Yes, our wirebound container can be made from several materials and thicknesses taking into account the strength required and target price factors. Plywood and OSB are much more price-stable materials than cardboard, as a result the wirebound container will save you money and give you a stronger case.

Our product is being damaged inside the box during transit. Can you design internal fittings to stop this happening?
 
We have never met a product that is too heavy or too awkward to design internal fittings for. Our design and development dept we have two full time designers and between them they have over 30 years experience in finding the best solutions, keeping your products safe and secure. 

My product is very heavy and I need to load the pallets and then put the box around it. What can you offer me?
 
Our wirebound container can be made in several forms. All allow for you to place your product on the pallet and build the case around it. This is far easier and less prone to damage than dropping a complete sleeve over the top.
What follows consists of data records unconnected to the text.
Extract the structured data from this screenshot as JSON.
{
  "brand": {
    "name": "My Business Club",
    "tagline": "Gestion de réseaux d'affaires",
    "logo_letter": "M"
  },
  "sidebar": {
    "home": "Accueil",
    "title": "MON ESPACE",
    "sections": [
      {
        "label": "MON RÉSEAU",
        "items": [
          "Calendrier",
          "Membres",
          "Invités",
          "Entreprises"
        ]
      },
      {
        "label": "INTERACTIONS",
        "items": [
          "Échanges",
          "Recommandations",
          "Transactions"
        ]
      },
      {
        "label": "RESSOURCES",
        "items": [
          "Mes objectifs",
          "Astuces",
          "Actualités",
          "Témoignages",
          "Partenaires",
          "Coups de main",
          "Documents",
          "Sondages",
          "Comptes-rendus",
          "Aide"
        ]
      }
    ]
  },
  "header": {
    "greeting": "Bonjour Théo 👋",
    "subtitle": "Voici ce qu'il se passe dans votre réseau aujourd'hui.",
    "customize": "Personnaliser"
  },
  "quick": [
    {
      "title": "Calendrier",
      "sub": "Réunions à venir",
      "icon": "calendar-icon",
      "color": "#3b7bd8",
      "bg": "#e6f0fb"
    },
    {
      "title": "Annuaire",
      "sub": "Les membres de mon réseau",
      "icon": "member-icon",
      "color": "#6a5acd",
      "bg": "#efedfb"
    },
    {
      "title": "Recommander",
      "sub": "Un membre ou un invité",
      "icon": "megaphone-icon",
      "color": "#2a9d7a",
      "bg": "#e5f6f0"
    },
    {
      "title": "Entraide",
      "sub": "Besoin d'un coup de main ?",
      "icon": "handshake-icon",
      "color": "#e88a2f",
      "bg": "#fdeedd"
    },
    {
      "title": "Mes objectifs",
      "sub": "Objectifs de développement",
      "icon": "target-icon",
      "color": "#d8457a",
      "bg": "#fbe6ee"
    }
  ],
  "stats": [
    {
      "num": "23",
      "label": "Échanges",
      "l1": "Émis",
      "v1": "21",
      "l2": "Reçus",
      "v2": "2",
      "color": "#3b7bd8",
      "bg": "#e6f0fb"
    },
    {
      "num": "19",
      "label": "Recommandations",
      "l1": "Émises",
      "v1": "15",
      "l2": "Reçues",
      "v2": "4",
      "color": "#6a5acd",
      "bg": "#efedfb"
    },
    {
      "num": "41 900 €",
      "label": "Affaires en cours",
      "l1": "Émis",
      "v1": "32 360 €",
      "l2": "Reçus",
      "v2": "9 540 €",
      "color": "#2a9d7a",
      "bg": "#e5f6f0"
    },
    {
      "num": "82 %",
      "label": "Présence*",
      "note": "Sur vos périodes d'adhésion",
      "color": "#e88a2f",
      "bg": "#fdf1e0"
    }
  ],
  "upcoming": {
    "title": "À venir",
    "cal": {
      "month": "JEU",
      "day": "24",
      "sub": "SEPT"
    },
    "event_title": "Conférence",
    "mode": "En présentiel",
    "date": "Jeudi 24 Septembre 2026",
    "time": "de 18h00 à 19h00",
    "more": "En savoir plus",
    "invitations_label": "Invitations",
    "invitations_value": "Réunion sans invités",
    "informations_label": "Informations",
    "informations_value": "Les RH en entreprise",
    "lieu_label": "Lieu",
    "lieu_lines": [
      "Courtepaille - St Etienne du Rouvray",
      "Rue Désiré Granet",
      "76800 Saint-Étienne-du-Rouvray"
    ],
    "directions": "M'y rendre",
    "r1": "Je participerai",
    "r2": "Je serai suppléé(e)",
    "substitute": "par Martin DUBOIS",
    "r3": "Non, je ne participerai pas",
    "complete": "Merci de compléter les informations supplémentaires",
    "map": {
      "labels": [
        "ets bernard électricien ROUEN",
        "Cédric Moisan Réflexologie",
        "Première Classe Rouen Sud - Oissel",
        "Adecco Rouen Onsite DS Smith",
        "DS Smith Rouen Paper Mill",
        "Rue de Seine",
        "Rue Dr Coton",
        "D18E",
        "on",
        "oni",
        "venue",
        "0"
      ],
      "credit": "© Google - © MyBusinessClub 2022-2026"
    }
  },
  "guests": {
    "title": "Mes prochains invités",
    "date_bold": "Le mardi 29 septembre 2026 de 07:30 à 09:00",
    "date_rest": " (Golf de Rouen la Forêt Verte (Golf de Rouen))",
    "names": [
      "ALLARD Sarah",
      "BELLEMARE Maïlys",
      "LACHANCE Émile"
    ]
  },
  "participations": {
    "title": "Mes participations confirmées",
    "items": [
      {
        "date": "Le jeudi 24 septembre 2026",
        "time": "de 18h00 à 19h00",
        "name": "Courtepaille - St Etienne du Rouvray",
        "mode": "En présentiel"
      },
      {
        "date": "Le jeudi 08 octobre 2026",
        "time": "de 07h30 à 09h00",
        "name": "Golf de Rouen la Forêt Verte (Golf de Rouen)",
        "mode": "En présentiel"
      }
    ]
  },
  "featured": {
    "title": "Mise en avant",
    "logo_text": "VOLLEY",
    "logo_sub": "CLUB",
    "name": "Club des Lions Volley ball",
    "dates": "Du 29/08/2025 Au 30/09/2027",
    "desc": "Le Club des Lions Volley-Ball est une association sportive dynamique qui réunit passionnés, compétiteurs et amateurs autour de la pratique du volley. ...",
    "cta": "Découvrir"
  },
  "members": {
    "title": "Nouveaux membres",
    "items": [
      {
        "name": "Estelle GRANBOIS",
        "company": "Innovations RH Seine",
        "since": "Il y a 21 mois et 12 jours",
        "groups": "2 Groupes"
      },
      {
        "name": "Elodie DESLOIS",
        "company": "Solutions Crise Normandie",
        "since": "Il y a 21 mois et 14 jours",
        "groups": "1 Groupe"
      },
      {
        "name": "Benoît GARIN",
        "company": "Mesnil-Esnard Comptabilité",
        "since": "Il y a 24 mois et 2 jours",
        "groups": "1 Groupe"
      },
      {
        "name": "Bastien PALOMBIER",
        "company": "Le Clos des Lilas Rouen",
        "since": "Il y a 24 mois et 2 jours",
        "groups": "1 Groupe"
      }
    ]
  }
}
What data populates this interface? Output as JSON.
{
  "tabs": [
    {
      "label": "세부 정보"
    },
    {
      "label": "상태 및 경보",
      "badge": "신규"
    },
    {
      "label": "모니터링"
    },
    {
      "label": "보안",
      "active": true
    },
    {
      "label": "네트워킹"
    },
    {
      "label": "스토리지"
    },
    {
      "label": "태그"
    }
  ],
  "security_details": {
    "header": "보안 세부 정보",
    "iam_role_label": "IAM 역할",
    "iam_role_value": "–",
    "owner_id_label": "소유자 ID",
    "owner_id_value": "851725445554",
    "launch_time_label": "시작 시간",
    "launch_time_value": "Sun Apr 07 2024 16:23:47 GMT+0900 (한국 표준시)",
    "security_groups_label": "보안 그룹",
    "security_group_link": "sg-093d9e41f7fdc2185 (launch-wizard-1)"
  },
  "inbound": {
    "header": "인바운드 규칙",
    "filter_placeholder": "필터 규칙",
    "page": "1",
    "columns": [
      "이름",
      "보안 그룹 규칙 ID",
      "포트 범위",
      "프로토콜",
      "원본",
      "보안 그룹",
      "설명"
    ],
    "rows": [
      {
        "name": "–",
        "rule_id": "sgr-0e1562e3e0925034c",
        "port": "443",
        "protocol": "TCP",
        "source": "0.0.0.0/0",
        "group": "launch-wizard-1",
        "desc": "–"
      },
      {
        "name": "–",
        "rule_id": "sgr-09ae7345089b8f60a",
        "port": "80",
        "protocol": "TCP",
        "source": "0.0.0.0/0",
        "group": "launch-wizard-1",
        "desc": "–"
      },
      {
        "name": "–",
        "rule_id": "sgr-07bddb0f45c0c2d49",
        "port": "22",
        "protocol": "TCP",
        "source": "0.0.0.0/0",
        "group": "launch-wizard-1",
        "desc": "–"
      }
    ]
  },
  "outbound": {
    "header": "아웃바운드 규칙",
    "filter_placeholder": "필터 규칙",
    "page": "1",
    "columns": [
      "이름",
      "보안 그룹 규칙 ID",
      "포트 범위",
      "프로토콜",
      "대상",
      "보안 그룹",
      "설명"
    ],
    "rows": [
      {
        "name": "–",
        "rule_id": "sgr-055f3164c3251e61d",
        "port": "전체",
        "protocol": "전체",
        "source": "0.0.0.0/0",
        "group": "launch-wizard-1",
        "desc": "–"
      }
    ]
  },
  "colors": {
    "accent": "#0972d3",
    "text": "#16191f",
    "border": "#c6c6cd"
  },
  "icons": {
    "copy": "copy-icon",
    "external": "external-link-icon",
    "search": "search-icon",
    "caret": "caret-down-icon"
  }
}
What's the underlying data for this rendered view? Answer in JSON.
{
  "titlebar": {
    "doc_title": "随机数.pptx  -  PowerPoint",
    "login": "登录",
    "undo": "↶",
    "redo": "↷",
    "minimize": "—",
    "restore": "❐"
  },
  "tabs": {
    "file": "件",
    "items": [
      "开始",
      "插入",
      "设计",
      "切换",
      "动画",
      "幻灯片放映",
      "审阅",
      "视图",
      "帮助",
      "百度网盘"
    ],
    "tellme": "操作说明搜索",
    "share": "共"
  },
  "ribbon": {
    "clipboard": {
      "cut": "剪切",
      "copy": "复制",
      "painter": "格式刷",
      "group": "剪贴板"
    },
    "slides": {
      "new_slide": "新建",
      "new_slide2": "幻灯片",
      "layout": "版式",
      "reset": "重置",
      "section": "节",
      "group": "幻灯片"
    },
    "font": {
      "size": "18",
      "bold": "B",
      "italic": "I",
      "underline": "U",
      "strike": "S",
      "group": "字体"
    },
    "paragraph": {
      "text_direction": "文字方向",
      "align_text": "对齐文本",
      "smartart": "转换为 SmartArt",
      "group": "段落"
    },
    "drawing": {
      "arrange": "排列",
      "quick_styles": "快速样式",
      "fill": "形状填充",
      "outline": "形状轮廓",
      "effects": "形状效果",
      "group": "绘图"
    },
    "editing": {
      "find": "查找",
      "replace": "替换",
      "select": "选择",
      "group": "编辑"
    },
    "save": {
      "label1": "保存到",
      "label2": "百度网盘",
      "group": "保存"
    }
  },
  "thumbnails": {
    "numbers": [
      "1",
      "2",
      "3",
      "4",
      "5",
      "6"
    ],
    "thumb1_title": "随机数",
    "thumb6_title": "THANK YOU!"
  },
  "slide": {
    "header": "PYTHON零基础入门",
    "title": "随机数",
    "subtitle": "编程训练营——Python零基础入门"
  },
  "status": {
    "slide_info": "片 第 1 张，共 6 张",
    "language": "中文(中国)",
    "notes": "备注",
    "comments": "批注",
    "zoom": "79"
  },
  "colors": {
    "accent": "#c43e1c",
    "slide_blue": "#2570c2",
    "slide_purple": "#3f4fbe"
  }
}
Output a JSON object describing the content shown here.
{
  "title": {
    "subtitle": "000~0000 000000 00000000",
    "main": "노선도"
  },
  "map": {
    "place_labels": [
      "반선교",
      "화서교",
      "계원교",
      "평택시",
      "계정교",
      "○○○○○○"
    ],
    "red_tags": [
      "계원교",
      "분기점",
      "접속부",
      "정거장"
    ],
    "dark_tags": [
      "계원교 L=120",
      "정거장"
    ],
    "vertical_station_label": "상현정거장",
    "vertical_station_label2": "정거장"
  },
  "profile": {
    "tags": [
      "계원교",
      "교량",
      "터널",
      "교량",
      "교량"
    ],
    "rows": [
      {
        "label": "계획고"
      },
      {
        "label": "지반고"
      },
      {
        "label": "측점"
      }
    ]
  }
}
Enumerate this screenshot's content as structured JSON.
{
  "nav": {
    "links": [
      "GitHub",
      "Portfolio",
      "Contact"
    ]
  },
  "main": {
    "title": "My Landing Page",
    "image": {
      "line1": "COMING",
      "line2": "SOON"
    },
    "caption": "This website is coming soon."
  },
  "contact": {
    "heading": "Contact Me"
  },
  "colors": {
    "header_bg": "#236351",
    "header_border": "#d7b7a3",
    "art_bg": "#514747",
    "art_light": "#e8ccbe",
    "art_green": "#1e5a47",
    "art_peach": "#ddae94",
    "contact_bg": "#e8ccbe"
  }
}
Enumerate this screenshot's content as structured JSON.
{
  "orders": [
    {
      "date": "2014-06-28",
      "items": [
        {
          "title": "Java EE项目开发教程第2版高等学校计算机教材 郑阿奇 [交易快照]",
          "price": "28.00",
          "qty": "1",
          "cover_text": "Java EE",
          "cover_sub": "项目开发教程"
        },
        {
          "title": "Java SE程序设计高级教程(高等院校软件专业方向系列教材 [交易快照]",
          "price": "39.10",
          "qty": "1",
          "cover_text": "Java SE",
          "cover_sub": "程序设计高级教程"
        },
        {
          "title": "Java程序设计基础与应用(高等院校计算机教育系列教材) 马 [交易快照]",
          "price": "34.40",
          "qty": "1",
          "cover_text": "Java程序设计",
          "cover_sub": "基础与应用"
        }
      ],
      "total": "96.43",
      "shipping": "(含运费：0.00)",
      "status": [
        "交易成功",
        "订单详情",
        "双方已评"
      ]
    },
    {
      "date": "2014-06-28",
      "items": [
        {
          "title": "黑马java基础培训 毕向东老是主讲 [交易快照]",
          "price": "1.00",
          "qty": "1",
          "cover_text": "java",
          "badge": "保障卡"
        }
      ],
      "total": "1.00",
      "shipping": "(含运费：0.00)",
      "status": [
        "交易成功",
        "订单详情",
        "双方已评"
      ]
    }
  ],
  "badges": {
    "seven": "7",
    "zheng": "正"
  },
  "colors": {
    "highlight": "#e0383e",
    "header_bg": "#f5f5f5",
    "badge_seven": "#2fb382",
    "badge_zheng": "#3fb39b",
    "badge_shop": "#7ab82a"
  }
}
Our products are packed and unpacked at several stages during the production process. What is the most cost effective packaging system?
 
We have several systems we can offer you - the metal edge case offers you a drop down front to allow easier access for light parts. If the parts are heavier the wirebound offers a gate front or complete removal front while your product is still on the pallet. If you want to have a fully re-usable system we again have several sizes we can offer that will last 50 trips or more.

We need cases that are non-standard sizes. Do you make them?

Yes. The vast majority of our cases are non-standard, designed to suit our customers' products.

Our warehouse doesn't have racking. My current packaging will only stack three high, but I have the space to stack five. Can you help?
 
Plywood boxes in 6 or 8mm will give you the capability to do this, but make sure you have the correct fork-lift facility to ensure safe handling of heavy boxes at this height.